On another trip, we spent a few days in tiny Vaison-la-Romaine, a town consisting of clusters of architecture from different epochs on an isolated hill. We stayed in the higher-level medieval quarter, but went down from time to time to the archeological dig of a Roman town. At night, a restaurant near the hill’s crest put tables and chairs onto the sidewalk and in the lightly-traveled street. I have no memory of what we ate; just the atmosphere of abiding peace. Practicality, business sense and sociability came together in that willingness to take over a public thoroughfare. How French, I thought.
Such are just a few of my memories about and around France, others of which I’ve incorporated into my fiction. As I trudged down its streets and bungled its language, it lost some of the remoteness that had once been its appeal for me. But it also lived up to my dreams. French really is a beautiful language, the people who speak it seem to be made more gracious by it, and the towns and countryside are so often pretty.

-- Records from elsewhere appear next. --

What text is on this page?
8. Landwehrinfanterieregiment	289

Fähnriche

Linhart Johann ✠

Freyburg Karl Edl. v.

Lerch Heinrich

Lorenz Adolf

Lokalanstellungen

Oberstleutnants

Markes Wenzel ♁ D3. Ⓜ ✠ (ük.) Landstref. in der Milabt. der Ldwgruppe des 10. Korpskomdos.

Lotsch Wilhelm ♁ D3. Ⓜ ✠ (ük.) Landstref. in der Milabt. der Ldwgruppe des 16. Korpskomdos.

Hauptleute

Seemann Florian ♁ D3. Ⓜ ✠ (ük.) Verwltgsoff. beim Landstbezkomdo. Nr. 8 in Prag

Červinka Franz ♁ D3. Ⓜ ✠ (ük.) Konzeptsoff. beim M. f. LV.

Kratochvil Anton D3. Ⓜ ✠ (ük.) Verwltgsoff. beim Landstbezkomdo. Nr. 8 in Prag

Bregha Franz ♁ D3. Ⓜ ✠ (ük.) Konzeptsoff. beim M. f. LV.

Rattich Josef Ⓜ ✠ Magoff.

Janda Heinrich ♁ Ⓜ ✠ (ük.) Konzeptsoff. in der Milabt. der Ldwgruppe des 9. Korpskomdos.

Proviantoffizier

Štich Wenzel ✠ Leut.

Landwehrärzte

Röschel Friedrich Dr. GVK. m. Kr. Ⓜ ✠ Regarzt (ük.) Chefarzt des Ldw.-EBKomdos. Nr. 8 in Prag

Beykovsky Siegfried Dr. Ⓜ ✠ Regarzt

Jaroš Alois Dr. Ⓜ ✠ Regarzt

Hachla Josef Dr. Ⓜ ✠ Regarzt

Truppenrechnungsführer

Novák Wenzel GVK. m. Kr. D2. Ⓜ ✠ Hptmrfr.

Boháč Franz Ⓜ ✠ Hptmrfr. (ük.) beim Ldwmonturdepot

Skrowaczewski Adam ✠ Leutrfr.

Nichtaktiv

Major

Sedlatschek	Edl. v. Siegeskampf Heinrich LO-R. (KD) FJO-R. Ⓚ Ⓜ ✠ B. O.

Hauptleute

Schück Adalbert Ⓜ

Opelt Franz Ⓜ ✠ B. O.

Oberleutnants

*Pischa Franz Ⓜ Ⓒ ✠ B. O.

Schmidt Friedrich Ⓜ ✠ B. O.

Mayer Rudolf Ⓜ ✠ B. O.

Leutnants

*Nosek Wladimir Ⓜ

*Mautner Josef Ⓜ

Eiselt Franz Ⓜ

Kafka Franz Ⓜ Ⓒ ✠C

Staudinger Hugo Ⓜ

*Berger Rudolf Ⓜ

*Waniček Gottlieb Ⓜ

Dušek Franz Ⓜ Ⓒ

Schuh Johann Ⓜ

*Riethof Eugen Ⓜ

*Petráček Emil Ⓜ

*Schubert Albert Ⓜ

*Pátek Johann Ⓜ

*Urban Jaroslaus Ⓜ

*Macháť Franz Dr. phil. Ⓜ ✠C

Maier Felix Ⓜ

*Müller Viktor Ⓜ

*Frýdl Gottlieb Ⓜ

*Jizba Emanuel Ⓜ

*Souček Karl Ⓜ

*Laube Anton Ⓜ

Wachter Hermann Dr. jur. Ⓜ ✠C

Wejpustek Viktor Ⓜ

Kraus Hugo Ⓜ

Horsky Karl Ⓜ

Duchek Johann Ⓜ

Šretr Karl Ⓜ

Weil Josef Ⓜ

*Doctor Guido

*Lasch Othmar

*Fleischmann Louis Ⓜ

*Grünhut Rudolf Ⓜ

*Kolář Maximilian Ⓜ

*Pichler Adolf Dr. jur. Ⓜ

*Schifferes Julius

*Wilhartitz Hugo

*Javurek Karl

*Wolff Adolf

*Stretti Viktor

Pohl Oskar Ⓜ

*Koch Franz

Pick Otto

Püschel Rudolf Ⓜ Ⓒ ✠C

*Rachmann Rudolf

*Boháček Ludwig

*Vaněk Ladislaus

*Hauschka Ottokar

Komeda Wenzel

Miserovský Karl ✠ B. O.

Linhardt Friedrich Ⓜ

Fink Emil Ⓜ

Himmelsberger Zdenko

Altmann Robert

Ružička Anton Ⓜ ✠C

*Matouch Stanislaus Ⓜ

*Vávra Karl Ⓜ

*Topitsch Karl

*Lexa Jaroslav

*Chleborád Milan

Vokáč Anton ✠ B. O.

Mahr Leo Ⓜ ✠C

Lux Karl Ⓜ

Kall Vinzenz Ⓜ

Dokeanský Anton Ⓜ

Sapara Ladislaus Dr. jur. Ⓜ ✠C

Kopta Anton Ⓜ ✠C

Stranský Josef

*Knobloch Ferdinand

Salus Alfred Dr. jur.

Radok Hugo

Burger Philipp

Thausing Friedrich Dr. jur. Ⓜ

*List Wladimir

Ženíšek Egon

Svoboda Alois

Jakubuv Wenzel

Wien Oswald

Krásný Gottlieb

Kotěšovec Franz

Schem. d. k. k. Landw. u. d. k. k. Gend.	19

The France of my longing is separate from its politics and the uglier aspects of its history. I don’t deny any of that. I sometimes talk about it. But that France doesn’t reside in my mind and heart.
“Michelle” has been going around my head because I recently came across the version by David and Jonathan. On first hearing, it’s hardly different from the Beatles’ original, but on more listens, the two singers’ harmonies come into focus and accentuate the song’s haunting quality.

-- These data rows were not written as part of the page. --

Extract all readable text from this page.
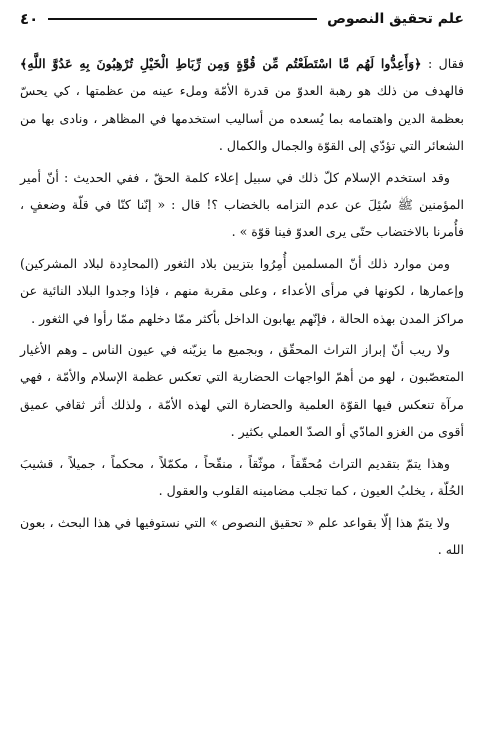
علم تحقيق النصوص
٤٠

فقال : ﴿وَأَعِدُّوا لَهُم مَّا اسْتَطَعْتُم مِّن قُوَّةٍ وَمِن رِّبَاطِ الْخَيْلِ تُرْهِبُونَ بِهِ عَدُوَّ اللَّهِ﴾ فالهدف من ذلك هو رهبة العدوّ من قدرة الأمّة وملء عينه من عظمتها ، كي يحسّ بعظمة الدين واهتمامه بما يُسعده من أساليب استخدمها في المظاهر ، ونادى بها من الشعائر التي تؤدّي إلى القوّة والجمال والكمال .

وقد استخدم الإسلام كلّ ذلك في سبيل إعلاء كلمة الحقّ ، ففي الحديث : أنّ أمير المؤمنين ﷺ سُئِلَ عن عدم التزامه بالخضاب ؟! قال : « إنّنا كنّا في قلّة وضعفٍ ، فأُمرنا بالاختضاب حتّى يرى العدوّ فينا قوّة » .

ومن موارد ذلك أنّ المسلمين أُمِرُوا بتزيين بلاد الثغور (المحادِدة لبلاد المشركين) وإعمارها ، لكونها في مرأى الأعداء ، وعلى مقربة منهم ، فإذا وجدوا البلاد النائية عن مراكز المدن بهذه الحالة ، فإنّهم يهابون الداخل بأكثر ممّا دخلهم ممّا رأوا في الثغور .

ولا ريب أنّ إبراز التراث المحقّق ، وبجميع ما يزيّنه في عيون الناس ـ وهم الأغيار المتعصّبون ، لهو من أهمّ الواجهات الحضارية التي تعكس عظمة الإسلام والأمّة ، فهي مرآة تنعكس فيها القوّة العلمية والحضارة التي لهذه الأمّة ، ولذلك أثر ثقافي عميق أقوى من الغزو المادّي أو الصدّ العملي بكثير .

وهذا يتمّ بتقديم التراث مُحقّقاً ، موثّقاً ، منقّحاً ، مكمّلاً ، محكماً ، جميلاً ، قشيبَ الحُلّة ، يخلبُ العيون ، كما تجلب مضامينه القلوب والعقول .

ولا يتمّ هذا إلّا بقواعد علم « تحقيق النصوص » التي نستوفيها في هذا البحث ، بعون الله .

A question I ask myself: when a song or a country strikes me as beautiful, what exactly is it bringing out in me? I still don’t associate “Michelle” with love of a woman, never mind any specific woman. As for France, my having been there extinguished some of that sense of childhood longing, but it has created other sources of that emotion. For one, I wish I could truly speak the language. Then there is my desire that I could live there at the same time that I live here in Brooklyn, as well as several towns and cities in England, the western Massachusetts of my college days, the Boston of my years in law school, the San Francisco of another childhood fantasy merged into my stays there, and yet other places. But longing is about the unattainable. We can’t live in more than one place at a time. Nor can we move back in time, just as we can’t bring back from the dead the people we loved and have lost.
At each stage of my life, the feelings of longing that “Michelle” has brought out are for something superficially different, though just as unattainable. Yet underneath it all, the longing is still about the land across what for me, in my childhood, was that impassable Channel. It’s the lonely shepherd I arbitrarily imagine each time I hear Ravel’s Pavan. It’s the shimmering strangeness of Debussy’s piano chords. It’s the France that may or may not exist in those Provencal fields of lavender and the animated arguments in Parisian cafes. It’s people I never met or hardly knew.

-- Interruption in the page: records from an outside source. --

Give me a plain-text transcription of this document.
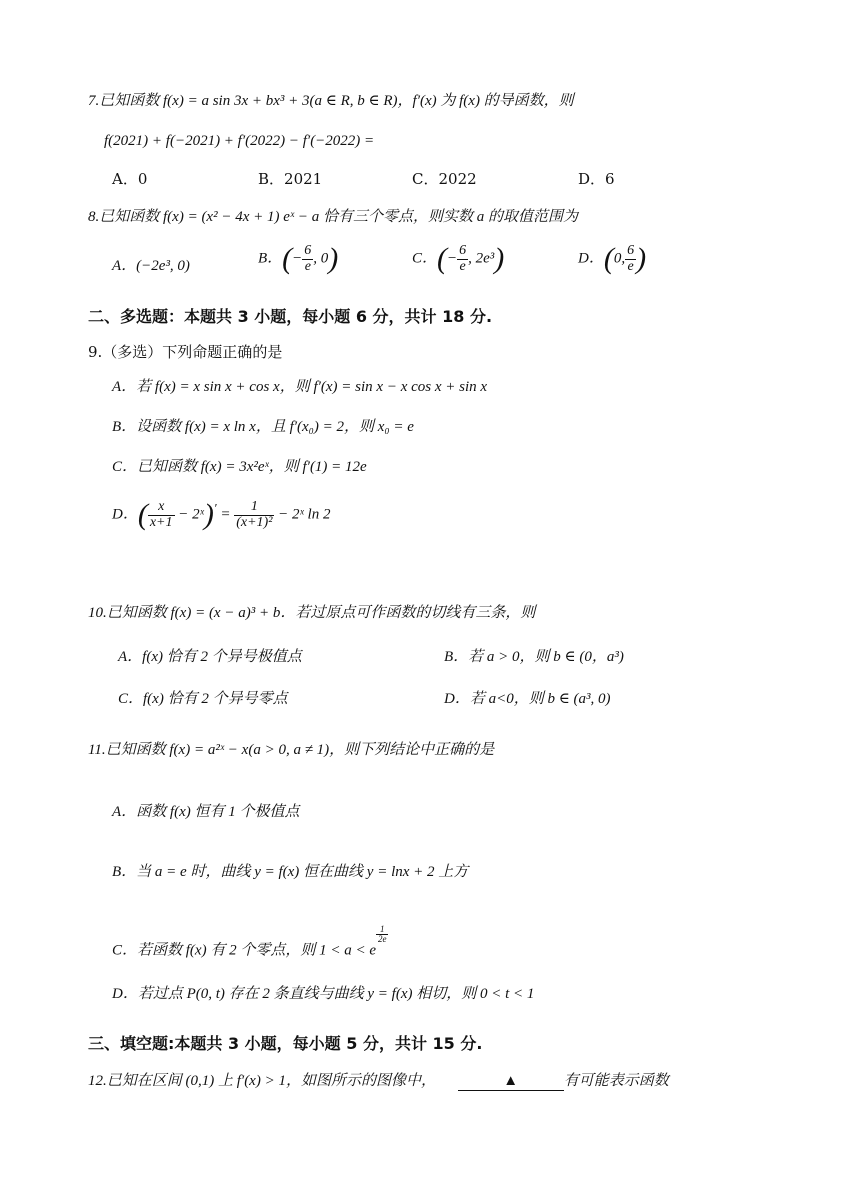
7.已知函数 f(x) = a sin 3x + bx³ + 3(a ∈ R, b ∈ R)，f′(x) 为 f(x) 的导函数，则
f(2021) + f(−2021) + f′(2022) − f′(−2022) =
A．0	B．2021	C．2022	D．6
8.已知函数 f(x) = (x² − 4x + 1) eˣ − a 恰有三个零点，则实数 a 的取值范围为
A．(−2e³, 0)	B．(− $\frac{6}{e}$ , 0)	C．(− $\frac{6}{e}$ , 2e³)	D．(0, $\frac{6}{e}$ )
二、多选题：本题共 3 小题，每小题 6 分，共计 18 分.
9.（多选）下列命题正确的是
A．若 f(x) = x sin x + cos x，则 f′(x) = sin x − x cos x + sin x
B．设函数 f(x) = x ln x，且 f′(x₀) = 2，则 x₀ = e
C．已知函数 f(x) = 3x²eˣ，则 f′(1) = 12e
D．( $\frac{x}{x+1}$ − 2ˣ)′ = $\frac{1}{\text{(x+1)²}}$ − 2ˣ ln 2
10.已知函数 f(x) = (x − a)³ + b．若过原点可作函数的切线有三条，则
A．f(x) 恰有 2 个异号极值点	B．若 a > 0，则 b ∈ (0，a³)
C．f(x) 恰有 2 个异号零点	D．若 a<0，则 b ∈ (a³, 0)
11.已知函数 f(x) = a²ˣ − x(a > 0, a ≠ 1)，则下列结论中正确的是
A．函数 f(x) 恒有 1 个极值点
B．当 a = e 时，曲线 y = f(x) 恒在曲线 y = lnx + 2 上方
C．若函数 f(x) 有 2 个零点，则 1 < a < e
$\frac{1}{2e}$
D．若过点 P(0, t) 存在 2 条直线与曲线 y = f(x) 相切，则 0 < t < 1
三、填空题:本题共 3 小题，每小题 5 分，共计 15 分.
12.已知在区间 (0,1) 上 f′(x) > 1，如图所示的图像中，	▲	有可能表示函数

The longing itself can be enough. Besides, it’s inescapable, inevitable. Many dismiss it as an ache to get over, as purely sentimental, a word that denigrates feeling.
But if we allow longing into our lives, especially as we get on in years, it becomes a measure of what we’ve experienced even as it recalls what we couldn’t. When we embrace it, we acknowledge that not all our dreams could be fulfilled. But they were inside us all the time. Rather than regret what might not have been, we’d do ourselves more justice by embracing what we dreamed, exactly because those dreams could never come true. Not outside us, anyway.
This is such a beautiful post. I just love it…I can feel my own dreams and longings.